Next, an application scenario of the embodiments of the present disclosure will be described with reference to the drawings.

Fig. 1 is a schematic view of an application scenario provided in an embodiment of the present disclosure. Referring to fig. 1, the method includes: a first video. The first video comprises a material video A, a material video B and a material video C. The material video a is located before the material video B, which is located before the material video C. And obtaining a fusion video characteristic A according to the material video A and the material video B, and obtaining a fusion video characteristic B according to the material video B and the material video C.

Referring to fig. 1, N transition special effects features are obtained, where each transition special effect feature corresponds to a unique video transition special effect. And obtaining the similarity of the fusion video feature A and each transition special effect feature, and obtaining the similarity of the fusion video feature B and each transition special effect feature. Because the fusion video feature A and the transition special effect feature 1 have the highest similarity, and the fusion video feature B and the transition special effect feature N have the highest similarity, the transition special effect 1 corresponding to the transition special effect feature 1 is obtained, and the transition special effect N corresponding to the transition special effect feature N is obtained.
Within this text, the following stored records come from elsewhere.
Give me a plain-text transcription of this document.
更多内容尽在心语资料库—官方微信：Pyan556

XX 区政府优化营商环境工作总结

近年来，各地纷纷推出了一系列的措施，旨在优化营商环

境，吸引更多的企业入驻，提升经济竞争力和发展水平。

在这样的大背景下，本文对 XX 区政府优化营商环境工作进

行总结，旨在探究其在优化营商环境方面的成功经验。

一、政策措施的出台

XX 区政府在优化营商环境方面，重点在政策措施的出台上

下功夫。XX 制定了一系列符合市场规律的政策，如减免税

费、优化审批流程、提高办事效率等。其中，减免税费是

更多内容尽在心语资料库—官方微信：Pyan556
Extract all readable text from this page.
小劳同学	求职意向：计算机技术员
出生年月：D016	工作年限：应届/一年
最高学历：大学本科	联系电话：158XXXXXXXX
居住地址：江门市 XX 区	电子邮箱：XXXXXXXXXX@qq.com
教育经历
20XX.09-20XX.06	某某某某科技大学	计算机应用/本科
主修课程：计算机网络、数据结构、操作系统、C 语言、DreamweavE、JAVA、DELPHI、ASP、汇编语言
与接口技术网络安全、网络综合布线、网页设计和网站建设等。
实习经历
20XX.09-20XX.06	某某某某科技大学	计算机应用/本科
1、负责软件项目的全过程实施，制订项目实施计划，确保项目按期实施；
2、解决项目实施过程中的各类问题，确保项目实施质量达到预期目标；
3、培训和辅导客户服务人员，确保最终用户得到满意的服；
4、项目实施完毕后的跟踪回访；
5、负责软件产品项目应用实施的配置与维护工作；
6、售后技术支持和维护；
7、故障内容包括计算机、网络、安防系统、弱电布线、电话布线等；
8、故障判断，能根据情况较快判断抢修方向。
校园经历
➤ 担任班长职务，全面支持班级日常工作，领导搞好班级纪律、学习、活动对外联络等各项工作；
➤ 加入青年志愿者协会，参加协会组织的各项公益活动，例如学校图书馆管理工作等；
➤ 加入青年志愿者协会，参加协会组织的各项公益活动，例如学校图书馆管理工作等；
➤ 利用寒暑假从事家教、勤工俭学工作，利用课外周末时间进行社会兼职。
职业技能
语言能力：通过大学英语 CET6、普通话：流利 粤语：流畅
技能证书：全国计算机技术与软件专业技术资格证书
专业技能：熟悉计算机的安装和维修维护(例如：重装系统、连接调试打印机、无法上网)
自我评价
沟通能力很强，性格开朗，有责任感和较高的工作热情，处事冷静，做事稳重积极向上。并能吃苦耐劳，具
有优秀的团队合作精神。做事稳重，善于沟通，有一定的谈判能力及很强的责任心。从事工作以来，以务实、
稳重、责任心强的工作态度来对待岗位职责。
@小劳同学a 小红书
Referring to fig. 1, a transition effect 1 is added between a material video a and a material video B, and a transition effect N is added between a material video B and a material video C, so as to determine a second video. In this way, the electronic device can automatically add a transition special effect between the material videos of the first video, and because the fusion video features fuse the image features and the audio features of the adjacent material videos, the video transition special effect with the highest matching degree with the adjacent material video content can be accurately determined by fusing the video features and the maintained transition special effect features, so that the effect of video synthesis is improved.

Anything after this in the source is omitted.